Thursday, September 2, 2010

The House of Orchids

I like house music and orchids, so one of my random Google searches took me to "The House of Orchids," a poem by George Sterling.  Sterling was a key figure in the early-20th century Northern California bohemian scene.  He helped develop an artist colony in Carmel and ran around with folks like Jack London and Nora May French.  San Francisco has a park named after him and Berkeley named Sterling Street in his honor.  I had never heard of him before.

Not being much of a reader of poetry, I have no profound insights into The House of Orchids.  I think he really liked orchids.  My literal-minded reading of the poem has him walking through a greenhouse and tripping out on the various flower forms and colors.  Now that I know he was based in Northern California, I can picture a lot of cool-growing Cologenes and Miltoniopsis in the collection.  I envision a harlequin Phalenopsis upon reading the line "And thou, most weird companion, thou dost seem Some mottled moth of Hell."  And I think we've all seen an orchid flower "Red as Adonis' wound it seems."

At times, the poem felt like a Rush song (compare, for instance, "A ghost of fragrance whose elusive hands Touch not the hidden harp of memory" with "As a mad and immortal man, Escape these Caves of Ice, for I have dined on honeydew and drunk the Milk of Paradise.") 

Other moments of the poem fell outside my ken.  Like, exactly how pallid was Aphrodite's cheek?   What does "Where white Astarte strays" mean?  What's "Antares' light?"  It's all Greek to me.
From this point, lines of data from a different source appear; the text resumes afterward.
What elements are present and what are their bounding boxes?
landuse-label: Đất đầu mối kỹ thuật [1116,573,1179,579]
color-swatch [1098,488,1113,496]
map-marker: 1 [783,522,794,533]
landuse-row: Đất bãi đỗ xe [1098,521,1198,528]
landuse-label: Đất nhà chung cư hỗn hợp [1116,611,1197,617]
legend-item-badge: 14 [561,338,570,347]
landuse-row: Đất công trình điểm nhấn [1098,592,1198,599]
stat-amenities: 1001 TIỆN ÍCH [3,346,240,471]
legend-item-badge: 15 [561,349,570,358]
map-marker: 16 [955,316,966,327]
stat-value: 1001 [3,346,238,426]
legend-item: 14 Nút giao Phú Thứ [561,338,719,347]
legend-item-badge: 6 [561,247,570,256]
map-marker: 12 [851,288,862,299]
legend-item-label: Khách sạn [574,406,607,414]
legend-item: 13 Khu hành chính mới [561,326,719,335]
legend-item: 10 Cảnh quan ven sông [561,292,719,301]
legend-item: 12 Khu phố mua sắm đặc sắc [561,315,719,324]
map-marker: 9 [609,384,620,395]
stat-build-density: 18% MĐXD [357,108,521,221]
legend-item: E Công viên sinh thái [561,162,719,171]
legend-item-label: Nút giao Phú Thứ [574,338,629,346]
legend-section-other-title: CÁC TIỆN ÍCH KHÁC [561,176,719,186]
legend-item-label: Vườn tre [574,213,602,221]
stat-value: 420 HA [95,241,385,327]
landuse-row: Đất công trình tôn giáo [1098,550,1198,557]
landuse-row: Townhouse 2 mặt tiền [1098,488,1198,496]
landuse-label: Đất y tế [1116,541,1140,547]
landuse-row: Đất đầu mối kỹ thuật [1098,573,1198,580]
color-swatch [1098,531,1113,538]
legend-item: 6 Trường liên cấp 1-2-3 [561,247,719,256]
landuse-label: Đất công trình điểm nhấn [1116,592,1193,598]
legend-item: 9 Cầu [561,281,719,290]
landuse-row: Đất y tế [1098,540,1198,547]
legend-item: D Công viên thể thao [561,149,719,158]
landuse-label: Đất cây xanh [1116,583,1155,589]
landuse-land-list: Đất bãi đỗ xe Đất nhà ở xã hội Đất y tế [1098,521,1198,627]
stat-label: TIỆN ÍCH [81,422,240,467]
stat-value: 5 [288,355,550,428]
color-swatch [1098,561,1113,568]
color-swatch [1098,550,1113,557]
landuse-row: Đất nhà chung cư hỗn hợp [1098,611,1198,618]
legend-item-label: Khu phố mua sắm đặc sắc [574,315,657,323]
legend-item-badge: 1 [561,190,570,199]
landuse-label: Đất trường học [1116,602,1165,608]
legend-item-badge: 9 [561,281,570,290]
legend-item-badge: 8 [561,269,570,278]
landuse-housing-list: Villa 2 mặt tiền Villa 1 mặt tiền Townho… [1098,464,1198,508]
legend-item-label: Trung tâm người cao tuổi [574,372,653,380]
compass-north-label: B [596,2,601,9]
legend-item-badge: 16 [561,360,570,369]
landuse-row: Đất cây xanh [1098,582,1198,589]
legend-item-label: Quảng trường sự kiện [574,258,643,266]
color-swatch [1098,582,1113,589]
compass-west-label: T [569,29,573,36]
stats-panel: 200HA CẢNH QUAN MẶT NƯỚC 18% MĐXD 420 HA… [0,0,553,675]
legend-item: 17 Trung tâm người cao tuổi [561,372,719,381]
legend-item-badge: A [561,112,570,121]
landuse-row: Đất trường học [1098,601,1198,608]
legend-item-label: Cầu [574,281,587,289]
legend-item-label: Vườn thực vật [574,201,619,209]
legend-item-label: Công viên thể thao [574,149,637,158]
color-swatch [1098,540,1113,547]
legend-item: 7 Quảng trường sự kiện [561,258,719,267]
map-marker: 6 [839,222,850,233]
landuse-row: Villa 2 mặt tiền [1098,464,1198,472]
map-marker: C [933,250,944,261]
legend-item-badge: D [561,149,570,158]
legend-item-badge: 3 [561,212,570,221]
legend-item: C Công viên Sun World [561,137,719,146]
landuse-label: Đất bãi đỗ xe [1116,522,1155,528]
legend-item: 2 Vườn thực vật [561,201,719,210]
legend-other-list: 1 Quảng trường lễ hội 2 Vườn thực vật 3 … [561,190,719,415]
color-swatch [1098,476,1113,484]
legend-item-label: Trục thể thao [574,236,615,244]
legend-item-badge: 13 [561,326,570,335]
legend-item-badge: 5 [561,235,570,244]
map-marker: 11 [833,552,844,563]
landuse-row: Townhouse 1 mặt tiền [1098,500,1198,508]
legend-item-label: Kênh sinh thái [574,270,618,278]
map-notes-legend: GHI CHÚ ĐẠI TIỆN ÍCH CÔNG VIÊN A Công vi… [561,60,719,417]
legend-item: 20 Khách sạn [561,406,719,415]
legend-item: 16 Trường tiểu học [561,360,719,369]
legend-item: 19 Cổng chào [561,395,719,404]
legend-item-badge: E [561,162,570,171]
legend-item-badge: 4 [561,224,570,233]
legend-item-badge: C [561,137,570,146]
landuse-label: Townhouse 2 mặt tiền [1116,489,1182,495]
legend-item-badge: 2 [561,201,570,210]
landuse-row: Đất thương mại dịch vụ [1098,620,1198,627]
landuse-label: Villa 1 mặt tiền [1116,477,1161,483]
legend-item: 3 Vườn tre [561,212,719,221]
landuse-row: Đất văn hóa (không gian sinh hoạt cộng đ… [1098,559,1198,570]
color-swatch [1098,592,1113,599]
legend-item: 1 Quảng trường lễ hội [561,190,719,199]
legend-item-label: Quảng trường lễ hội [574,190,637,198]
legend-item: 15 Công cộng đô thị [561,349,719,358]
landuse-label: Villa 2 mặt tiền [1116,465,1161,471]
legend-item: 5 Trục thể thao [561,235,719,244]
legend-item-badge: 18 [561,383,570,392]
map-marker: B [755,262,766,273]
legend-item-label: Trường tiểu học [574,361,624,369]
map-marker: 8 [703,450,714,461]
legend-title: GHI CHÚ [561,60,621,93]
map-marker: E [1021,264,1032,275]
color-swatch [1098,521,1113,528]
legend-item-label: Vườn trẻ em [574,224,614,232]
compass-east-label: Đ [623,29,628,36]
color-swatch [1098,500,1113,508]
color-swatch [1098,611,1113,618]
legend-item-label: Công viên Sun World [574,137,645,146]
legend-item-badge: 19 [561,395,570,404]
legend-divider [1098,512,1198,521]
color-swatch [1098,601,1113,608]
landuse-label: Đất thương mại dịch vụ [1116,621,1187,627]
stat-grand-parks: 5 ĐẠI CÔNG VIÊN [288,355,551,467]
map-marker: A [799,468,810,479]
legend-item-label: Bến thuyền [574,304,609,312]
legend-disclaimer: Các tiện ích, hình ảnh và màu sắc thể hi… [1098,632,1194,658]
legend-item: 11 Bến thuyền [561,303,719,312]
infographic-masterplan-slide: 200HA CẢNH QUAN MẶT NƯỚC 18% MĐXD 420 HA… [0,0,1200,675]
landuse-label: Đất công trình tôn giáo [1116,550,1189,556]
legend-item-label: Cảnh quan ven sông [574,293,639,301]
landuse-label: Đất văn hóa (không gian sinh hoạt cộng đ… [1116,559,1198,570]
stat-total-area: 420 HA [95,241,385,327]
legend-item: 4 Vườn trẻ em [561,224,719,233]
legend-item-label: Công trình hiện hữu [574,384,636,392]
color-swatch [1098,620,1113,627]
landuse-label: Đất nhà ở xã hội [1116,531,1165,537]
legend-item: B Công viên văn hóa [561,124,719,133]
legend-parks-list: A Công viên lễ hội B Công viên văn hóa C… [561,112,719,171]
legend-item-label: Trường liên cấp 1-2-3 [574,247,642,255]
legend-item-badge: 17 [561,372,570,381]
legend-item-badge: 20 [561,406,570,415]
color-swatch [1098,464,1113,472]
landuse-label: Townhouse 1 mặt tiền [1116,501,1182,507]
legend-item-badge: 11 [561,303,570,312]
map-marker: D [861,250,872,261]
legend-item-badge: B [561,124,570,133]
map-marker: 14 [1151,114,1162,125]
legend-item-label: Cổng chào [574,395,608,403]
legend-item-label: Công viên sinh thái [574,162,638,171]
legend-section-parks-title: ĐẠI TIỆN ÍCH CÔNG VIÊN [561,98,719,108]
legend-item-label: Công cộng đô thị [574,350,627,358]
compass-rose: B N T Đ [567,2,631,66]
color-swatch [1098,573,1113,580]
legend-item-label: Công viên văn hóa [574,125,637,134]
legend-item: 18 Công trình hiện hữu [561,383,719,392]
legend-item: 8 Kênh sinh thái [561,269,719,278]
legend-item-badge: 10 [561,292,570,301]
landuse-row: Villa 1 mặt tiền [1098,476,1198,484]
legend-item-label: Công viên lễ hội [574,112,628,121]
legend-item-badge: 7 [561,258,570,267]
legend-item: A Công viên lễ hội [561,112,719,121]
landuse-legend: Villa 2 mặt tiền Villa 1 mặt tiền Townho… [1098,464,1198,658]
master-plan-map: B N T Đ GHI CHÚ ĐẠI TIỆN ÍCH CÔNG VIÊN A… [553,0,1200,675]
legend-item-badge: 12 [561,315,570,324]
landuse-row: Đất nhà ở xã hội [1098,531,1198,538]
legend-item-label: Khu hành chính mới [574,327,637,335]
But "The House of Orchids" has moments that will resonate with any orchid enthusiast, like:

"For mystery hath lordship here, and ye
Seem spirit-flowers born to startle man

With imitations of eternity
And hints of what the flowers of Heaven may be."

Sterling, like Nora May French before him, committed suicide by drinking cyanide.  I think he might have found a reason to live had he surrounded himself with flowers, creating his own house of orchids.